Kris Hauser
Science of immersive system design
Kris Hauser, University of Illinois Urbana-Champaign
Abstract
Immersive systems generate virtual human experiences via a complex interplay between computing hardware, algorithms, communication networks, actuators, sensors, displays, and artistic content interacting with the human mind, body, and senses. Although it may seem appealing at first glance for technology engineers to do what they do best (i.e., optimize each component of a system for speed, bandwidth, latency, and fidelity), delivering a compelling human experience through a device is more challenging than it looks. Comfort, ergonomics, usability, portability, battery life, privacy, security, inter-person variability, and cost play major roles in the adoption and acceptance of immersive technology. Hence, designers of immersive systems will need to face systems-level challenges in choosing system components to strike a balance between the myriad factors of performance.
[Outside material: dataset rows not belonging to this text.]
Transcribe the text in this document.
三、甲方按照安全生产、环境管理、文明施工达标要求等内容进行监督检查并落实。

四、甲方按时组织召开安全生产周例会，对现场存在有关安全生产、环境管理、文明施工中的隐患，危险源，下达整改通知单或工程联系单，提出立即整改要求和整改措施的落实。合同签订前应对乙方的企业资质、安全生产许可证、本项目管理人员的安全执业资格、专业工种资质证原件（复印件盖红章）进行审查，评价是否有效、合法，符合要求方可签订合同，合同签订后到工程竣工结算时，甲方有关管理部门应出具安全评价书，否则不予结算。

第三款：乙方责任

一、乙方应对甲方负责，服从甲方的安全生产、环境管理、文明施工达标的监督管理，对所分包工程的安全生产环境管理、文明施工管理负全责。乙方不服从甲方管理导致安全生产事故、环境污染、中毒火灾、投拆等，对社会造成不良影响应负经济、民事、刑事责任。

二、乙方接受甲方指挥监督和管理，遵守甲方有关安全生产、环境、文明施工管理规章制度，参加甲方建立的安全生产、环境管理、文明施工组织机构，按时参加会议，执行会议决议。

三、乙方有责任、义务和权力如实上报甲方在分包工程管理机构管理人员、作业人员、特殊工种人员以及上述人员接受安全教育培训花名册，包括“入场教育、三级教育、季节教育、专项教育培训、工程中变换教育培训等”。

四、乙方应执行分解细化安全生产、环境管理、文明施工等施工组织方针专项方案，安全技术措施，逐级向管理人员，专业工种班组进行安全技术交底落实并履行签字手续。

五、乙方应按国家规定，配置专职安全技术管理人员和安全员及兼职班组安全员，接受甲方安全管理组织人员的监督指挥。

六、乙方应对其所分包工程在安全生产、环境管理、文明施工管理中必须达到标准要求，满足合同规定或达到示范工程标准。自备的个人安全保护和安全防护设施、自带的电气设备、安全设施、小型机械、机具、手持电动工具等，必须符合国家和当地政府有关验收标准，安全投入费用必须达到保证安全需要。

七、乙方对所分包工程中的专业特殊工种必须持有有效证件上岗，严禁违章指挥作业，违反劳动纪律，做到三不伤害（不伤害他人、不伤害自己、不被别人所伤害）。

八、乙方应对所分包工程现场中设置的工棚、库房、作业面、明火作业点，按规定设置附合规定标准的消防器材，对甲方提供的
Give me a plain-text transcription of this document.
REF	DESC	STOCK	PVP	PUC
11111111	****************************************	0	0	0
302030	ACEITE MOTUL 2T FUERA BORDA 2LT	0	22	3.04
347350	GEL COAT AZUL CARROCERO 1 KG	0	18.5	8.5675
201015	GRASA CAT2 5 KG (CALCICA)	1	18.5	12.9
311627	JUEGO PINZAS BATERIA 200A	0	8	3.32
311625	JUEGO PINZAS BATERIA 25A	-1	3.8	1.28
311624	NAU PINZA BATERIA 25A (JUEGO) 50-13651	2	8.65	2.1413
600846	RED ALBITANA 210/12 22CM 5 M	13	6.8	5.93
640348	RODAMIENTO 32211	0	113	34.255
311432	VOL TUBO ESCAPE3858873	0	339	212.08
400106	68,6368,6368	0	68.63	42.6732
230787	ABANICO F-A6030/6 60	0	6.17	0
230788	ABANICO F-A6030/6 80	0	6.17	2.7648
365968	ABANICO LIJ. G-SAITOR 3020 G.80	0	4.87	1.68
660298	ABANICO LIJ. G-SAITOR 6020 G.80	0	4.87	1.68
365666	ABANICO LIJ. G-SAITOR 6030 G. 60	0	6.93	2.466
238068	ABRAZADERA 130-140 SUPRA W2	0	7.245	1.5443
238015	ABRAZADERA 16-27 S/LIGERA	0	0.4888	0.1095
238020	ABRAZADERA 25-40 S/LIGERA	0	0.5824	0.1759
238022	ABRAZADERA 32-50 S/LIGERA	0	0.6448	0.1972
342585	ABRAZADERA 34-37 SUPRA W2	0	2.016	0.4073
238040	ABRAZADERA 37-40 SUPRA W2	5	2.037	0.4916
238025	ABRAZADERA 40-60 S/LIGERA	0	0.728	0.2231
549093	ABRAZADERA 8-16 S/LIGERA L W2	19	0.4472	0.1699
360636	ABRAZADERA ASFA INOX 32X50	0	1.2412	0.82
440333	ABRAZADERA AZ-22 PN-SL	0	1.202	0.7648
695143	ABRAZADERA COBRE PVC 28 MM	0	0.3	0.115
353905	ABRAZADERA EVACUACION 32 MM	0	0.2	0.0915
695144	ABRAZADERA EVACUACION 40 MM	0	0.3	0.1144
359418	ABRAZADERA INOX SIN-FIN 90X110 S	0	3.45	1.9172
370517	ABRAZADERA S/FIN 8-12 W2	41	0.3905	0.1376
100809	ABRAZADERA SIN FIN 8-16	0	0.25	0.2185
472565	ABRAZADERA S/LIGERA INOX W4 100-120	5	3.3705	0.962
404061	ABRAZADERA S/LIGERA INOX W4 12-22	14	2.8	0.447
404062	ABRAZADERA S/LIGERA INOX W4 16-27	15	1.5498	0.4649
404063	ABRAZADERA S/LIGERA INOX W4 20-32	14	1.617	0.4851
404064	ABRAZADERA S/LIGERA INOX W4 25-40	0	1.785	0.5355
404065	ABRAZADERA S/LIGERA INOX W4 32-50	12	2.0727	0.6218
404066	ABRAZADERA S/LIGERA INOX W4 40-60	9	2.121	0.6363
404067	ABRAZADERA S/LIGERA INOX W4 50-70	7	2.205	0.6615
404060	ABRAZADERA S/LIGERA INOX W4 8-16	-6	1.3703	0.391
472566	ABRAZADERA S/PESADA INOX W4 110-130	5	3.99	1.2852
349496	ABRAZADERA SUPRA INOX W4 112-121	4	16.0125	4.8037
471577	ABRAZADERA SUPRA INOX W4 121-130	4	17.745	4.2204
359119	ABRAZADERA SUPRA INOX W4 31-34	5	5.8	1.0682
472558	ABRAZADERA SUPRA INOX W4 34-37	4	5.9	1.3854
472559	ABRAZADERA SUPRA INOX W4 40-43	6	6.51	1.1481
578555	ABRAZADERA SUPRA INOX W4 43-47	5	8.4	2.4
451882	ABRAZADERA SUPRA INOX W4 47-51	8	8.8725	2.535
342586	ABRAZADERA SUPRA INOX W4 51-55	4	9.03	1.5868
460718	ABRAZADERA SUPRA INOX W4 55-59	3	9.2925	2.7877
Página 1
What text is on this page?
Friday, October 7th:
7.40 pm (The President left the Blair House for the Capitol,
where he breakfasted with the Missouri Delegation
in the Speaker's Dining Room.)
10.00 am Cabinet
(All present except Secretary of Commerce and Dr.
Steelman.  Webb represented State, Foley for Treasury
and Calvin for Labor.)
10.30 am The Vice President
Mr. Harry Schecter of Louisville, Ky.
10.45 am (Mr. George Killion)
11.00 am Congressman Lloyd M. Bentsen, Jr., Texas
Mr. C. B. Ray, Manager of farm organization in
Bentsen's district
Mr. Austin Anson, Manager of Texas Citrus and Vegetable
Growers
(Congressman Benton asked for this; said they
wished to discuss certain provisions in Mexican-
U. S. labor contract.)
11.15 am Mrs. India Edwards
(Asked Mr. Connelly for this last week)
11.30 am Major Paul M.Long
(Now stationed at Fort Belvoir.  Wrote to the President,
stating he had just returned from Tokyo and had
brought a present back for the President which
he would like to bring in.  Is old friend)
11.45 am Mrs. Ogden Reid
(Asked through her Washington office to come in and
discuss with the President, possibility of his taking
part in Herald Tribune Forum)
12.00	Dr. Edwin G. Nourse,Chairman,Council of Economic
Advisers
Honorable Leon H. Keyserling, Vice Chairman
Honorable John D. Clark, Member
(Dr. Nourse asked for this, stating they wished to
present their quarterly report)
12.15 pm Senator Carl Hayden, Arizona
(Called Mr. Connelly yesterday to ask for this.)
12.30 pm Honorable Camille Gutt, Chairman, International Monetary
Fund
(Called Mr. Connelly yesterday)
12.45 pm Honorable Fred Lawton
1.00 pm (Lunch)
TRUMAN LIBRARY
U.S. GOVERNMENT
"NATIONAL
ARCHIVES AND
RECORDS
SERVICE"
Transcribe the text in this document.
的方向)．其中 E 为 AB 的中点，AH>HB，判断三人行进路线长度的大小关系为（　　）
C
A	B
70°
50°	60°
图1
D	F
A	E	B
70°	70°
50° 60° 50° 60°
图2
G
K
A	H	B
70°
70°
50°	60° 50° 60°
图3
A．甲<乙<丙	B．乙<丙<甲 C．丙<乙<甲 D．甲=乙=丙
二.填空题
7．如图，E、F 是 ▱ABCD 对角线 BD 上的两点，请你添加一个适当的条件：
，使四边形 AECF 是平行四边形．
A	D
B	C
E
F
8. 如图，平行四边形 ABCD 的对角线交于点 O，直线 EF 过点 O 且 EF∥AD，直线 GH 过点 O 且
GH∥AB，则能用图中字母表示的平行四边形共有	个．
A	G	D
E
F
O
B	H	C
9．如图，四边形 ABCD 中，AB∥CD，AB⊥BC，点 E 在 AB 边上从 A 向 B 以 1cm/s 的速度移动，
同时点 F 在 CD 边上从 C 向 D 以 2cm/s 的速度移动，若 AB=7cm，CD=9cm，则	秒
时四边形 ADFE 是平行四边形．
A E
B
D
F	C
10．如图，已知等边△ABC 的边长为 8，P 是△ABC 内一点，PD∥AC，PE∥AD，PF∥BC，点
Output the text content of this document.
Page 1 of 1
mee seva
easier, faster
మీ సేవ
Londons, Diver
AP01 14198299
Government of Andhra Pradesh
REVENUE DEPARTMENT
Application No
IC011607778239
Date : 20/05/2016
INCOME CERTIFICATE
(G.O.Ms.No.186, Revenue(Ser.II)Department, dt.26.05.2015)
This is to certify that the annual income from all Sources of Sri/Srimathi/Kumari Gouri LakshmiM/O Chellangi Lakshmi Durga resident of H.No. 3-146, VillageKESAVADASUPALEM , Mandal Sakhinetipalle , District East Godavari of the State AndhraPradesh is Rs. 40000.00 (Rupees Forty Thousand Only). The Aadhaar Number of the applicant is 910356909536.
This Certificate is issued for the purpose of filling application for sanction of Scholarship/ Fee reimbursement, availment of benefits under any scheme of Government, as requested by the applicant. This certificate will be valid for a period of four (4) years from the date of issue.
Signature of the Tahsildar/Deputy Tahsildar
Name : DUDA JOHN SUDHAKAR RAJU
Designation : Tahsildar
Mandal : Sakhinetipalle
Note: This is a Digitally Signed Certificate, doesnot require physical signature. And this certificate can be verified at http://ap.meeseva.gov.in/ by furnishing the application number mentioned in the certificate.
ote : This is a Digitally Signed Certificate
IMMERSE researchers are well poised to tackle these challenges using approaches from hardware/software co-design, formal methods, and experiential engineering.
Biography
Kris Hauser is a Professor in the Department of Computer Science at the University of Illinois at Urbana-Champaign, and Affiliate of the Department of Electrical and Computer Engineering and the Department of Mechanical Science and Engineering. He received his PhD in Computer Science from Stanford University in 2008, bachelor's degrees in Computer Science and Mathematics from UC Berkeley in 2003, and worked as a postdoctoral fellow at UC Berkeley. He then joined the faculty at Indiana University from 2009-2014, where he started the Intelligent Motion Lab, and then joined the faculty of Duke University from 2014-2019. He also has consulted for Google's autonomous driving company, Waymo, from 2019-2023. Prof. Hauser is a recipient of a Stanford Graduate Fellowship, Siebel Scholar Fellowship, Best Paper Award at IEEE International Conference on Humanoid Robots 2015, the NSF CAREER award, and three Amazon Research Awards.
His research interests include open-world robotics, robot motion planning and control, and semi-autonomous systems, with applications to intelligent vehicles, robotic manipulation, robot-assisted medicine, and legged locomotion.